In conclusion, 111In‐Ex4 pancreatic uptake, which is significantly correlated with GLP‐1R mRNA expression and BCM, reflects the in vivo glucose‐lowering effects of dulaglutide in diabetic mice. ROC analysis also shows that 111In‐Ex4 pancreatic uptake can predict responders and non‐responders to dulaglutide treatment. These results suggest that GLP‐1R‐targeted imaging can be utilized for better selection of antidiabetic medications for patients with type 2 diabetes.
ACKNOWLEDGMENT
This work was supported by JSPS KAKENHI (grant number JP 18K08475) and ASTEM RI/Kyoto.
Disclosure
DY received clinical commissioned/joint research grants from Nippon Boehringer Ingelheim, Eli Lilly Japan, Taisho‐Toyama. MSD, Takeda, Ono and Novo Nordisk Pharma.
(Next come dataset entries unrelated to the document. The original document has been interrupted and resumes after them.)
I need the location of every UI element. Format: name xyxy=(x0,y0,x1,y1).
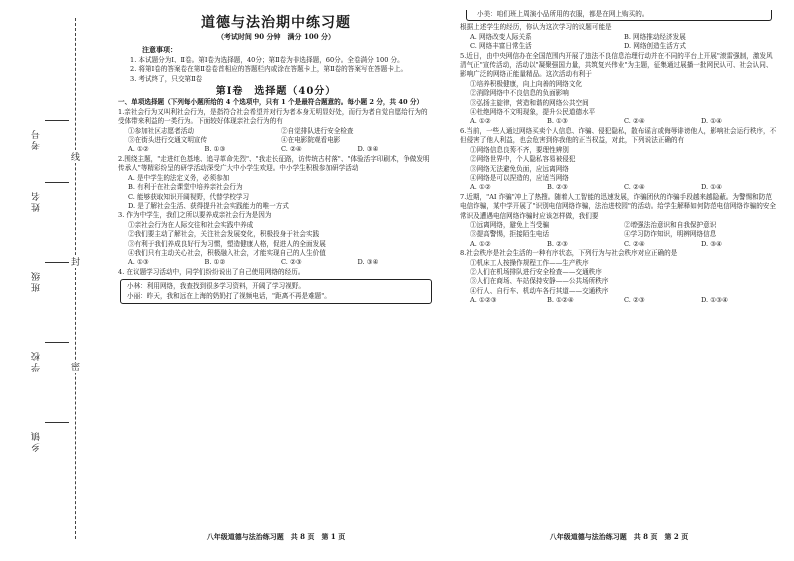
choice: D. ③④ xyxy=(701,239,723,248)
question-3-choices xyxy=(118,258,434,267)
question-5-choices xyxy=(460,117,778,126)
choice: D. ①④ xyxy=(701,117,723,126)
option: ①远离网络，避免上当受骗 xyxy=(470,220,550,229)
option: ②自觉排队进行安全检查 xyxy=(281,126,354,135)
choice: C. ②④ xyxy=(624,183,645,192)
option: ④学习防诈知识，明辨网络信息 xyxy=(624,230,717,239)
question-7-options xyxy=(460,221,778,230)
choice: D. ①③④ xyxy=(701,296,728,305)
option: A. 是中学生的法定义务，必须参加 xyxy=(128,173,230,182)
question-6-choices xyxy=(460,183,778,192)
option: ①亲社会行为在人际交往和社会实践中养成 xyxy=(128,220,254,229)
question-4-stem: 4. 在议题学习活动中，同学们纷纷说出了自己使用网络的经历。 xyxy=(118,267,305,276)
notice-item: 1. 本试题分为Ⅰ、Ⅱ卷。第Ⅰ卷为选择题，40分；第Ⅱ卷为非选择题，60分。全卷满分 100 分。 xyxy=(130,55,404,64)
question-4-prompt: 根据上述学生的经历，你认为这次学习的议题可能是 xyxy=(460,23,612,32)
gutter-blank xyxy=(45,120,69,121)
option: ④行人、自行车、机动车各行其道——交通秩序 xyxy=(470,286,609,295)
option: ④杜绝网络不文明现象，提升公民道德水平 xyxy=(470,108,596,117)
option: ②消除网络中不良信息的负面影响 xyxy=(470,89,569,98)
choice: D. ③④ xyxy=(357,258,379,267)
material-line: 小美：咱们班上周演小品所用的衣服，都是在网上购买的。 xyxy=(477,10,649,18)
question-1-options xyxy=(118,127,434,136)
choice: C. ②④ xyxy=(624,117,645,126)
gutter-label-name: 姓名 xyxy=(32,190,42,212)
material-line: 小林：利用网络，我查找到很多学习资料，开阔了学习视野。 xyxy=(127,282,306,291)
notice-item: 3. 考试终了，只交第Ⅱ卷 xyxy=(130,74,203,83)
question-1-options xyxy=(118,136,434,145)
page-2 xyxy=(460,10,778,541)
gutter-blank xyxy=(45,262,69,263)
question-3-stem: 3. 作为中学生，我们之所以要养成亲社会行为是因为 xyxy=(118,211,272,220)
option: B. 有利于在社会课堂中培养亲社会行为 xyxy=(128,183,243,192)
option: ②我们要主动了解社会，关注社会发展变化，积极投身于社会实践 xyxy=(128,230,320,239)
option: ②人们在机场排队进行安全检查——交通秩序 xyxy=(470,267,602,276)
question-7-choices xyxy=(460,240,778,249)
choice: C. ②④ xyxy=(281,145,302,154)
page-1 xyxy=(118,14,434,541)
option: D. 是了解社会生活、获得提升社会实践能力的唯一方式 xyxy=(128,201,289,210)
option: ④在电影院观看电影 xyxy=(281,136,341,145)
choice: B. ②③ xyxy=(547,183,568,192)
question-4-material-box xyxy=(120,279,432,304)
section-title: 第Ⅰ卷 选择题（40分） xyxy=(215,86,337,98)
choice: D. ①④ xyxy=(701,183,723,192)
question-4-material-box-cont xyxy=(466,10,772,21)
option: ①机床工人按操作规程工作——生产秩序 xyxy=(470,258,589,267)
notice-item: 2. 将第Ⅰ卷的答案卷在第Ⅱ卷卷首相应的答题栏内或涂在答题卡上，第Ⅱ卷的答案写在答题卡上。 xyxy=(130,65,408,74)
choice: C. 网络丰富日常生活 xyxy=(470,42,532,51)
choice: B. 网络推动经济发展 xyxy=(624,32,686,41)
choice: B. ①③ xyxy=(547,117,568,126)
option: C. 能够获取知识开阔视野，代替学校学习 xyxy=(128,192,250,201)
page-footer: 八年级道德与法治练习题 共 8 页 第 1 页 xyxy=(206,531,346,541)
choice: C. ②④ xyxy=(624,239,645,248)
choice: B. ①② xyxy=(204,258,226,267)
option: ①网络信息良莠不齐，要理性辨别 xyxy=(470,145,569,154)
option: ③有利于我们养成良好行为习惯，塑造健康人格，促进人的全面发展 xyxy=(128,239,326,248)
question-1-choices xyxy=(118,145,434,154)
choice: B. ①②④ xyxy=(547,296,574,305)
choice: A. ①② xyxy=(470,183,491,192)
section-instruction: 一、单项选择题（下列每小题所给的 4 个选项中，只有 1 个是最符合题意的。每小题 2 分，共 40 分） xyxy=(118,98,424,107)
gutter-label-town: 乡镇 xyxy=(32,430,42,452)
material-line: 小丽：昨天，我和远在上海的奶奶打了视频电话，"距离不再是难题"。 xyxy=(127,291,331,300)
option: ③提高警惕，拒接陌生电话 xyxy=(470,230,550,239)
gutter-blank xyxy=(45,182,69,183)
option: ③弘扬主旋律，营造和谐的网络公共空间 xyxy=(470,98,589,107)
question-2-stem: 2.围绕主题，"走进红色基地、追寻革命先烈"、"我走长征路，访传统古村落"、"体验活字印刷术，争做发明传承人"等精彩纷呈的研学活动深受广大中小学生欢迎。中小学生积极参加研学活动 xyxy=(118,154,430,173)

NI received clinical commissioned/joint research grants from Daiichi Sankyo, Terumo and Drawbridge Inc.; speaker honoraria from Kowa, MSD, Astellas Pharma, Novo Nordisk Pharma, Ono Pharmaceutical, Nippon Boehringer Ingelheim, Takeda, Eli Lilly Japan, Sumitomo Dainippon Pharma and Mitsubishi Tanabe Pharma; and scholarship grants from Kissei Pharmaceutical, Sanofi, Daiichi Sankyo, Mitsubishi Tanabe Pharma, Takeda, Japan Tobacco, Kyowa Kirin, Sumitomo Dainippon Pharma, Astellas Pharma, MSD, Eli Lilly Japan, Ono Pharmaceutical, Sanwa Kagaku Kenkyusho, Nippon Boehringer Ingelheim, Novo Nordisk Pharma, Novartis Pharma, Teijin Pharma and Life Scan Japan. The other authors declare no conflict of interest.